ROCKLAND, Maine — A Superior Court Justice denied a convicted murderer’s petition to overturn his conviction earlier this week.

Douglas A. Dyer of Friendship was sentenced to 40 years in prison in 2006 for killing his lover, Allison Small.

Dyer attended his post-conviction review from prison by videoconference on Jan. 29 and said that his attorney Steven Peterson had not defended him well enough.

On Feb. 2, Knox County Superior Court Justice Andrew Horton wrote that Dyer had “failed to meet his burden to prove ineffective assistance of counsel that operated to deprive him of a substantial ground of defense or otherwise affected the outcome of the trial.”

Dyer claimed Peterson could have better represented him if Peterson had hired an independent ballistics and crime reconstruction expert. Dyer also said Peterson did not get an independent autopsy, which could have helped his case, and that Peterson did not cross-examine the medical examiner thoroughly.

Dyer also claimed Peterson did not explore expert evidence regarding the antidepressant medication Dyer was on at the time of the crime.
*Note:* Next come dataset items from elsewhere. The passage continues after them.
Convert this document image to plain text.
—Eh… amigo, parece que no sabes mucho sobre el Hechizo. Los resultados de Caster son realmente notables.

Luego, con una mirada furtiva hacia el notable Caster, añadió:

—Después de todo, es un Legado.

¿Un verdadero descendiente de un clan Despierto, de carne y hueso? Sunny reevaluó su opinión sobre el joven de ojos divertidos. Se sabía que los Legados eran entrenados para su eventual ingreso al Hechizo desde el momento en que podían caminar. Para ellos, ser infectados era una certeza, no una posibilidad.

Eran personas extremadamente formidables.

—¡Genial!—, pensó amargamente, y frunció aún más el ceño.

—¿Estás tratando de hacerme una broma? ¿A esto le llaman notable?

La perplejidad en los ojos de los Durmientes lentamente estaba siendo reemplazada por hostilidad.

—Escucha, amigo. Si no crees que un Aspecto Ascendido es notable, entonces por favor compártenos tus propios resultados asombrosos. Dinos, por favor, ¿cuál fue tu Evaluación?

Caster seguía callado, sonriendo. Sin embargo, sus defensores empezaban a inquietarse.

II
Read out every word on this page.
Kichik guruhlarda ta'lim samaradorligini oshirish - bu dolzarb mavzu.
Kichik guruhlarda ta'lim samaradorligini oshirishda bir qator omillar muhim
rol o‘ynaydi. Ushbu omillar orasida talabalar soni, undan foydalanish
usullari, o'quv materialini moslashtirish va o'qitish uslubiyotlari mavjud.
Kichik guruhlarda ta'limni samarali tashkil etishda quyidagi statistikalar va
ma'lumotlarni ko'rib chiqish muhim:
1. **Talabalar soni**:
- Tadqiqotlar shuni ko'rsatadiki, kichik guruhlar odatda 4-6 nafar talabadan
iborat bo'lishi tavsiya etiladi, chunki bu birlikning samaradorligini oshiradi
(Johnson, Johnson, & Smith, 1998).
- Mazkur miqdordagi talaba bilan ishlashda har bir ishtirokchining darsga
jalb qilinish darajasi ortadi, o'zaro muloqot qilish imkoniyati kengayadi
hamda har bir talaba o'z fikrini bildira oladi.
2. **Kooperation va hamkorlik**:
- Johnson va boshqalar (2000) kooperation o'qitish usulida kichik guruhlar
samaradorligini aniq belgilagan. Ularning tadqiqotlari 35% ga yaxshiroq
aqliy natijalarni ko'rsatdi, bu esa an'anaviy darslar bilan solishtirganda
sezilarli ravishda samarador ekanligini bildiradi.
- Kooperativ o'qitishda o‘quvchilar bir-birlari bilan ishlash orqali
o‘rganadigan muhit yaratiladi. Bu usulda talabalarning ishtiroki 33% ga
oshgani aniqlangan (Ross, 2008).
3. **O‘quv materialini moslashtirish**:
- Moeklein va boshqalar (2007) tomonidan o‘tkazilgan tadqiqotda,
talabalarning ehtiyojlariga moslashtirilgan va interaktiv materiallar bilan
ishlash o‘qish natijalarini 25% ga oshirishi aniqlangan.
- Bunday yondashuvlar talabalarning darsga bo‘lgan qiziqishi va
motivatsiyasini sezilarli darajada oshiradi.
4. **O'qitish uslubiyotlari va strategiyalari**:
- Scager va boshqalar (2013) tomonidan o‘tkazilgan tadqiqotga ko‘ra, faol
Dyer’s last claim was that Peterson did not argue sufficiently.

In 2006, Dyer was having an affair with Small, who owned the business where Dyer worked. Small told Dyer in January 2005 that she was ending their relationship. Dyer asked Small to see him, and the 30-year-old woman agreed to meet him at her and her husband’s Rockland business office. When Dyer arrived, he shot the woman with his rifle several times, including twice in the back as she ran from him. Small died at the scene.

According to Dyer’s current attorney, Jeffrey Toothaker, Dyer’s current claims were part of “his bid to get a new trial.” His client appealed the sentence in 2007, and his appeal was denied.

“He was convicted, and he didn’t like that result,” Toothaker said in a phone interview.

Toothaker said his client has been assigned “several attorneys” in the past few years.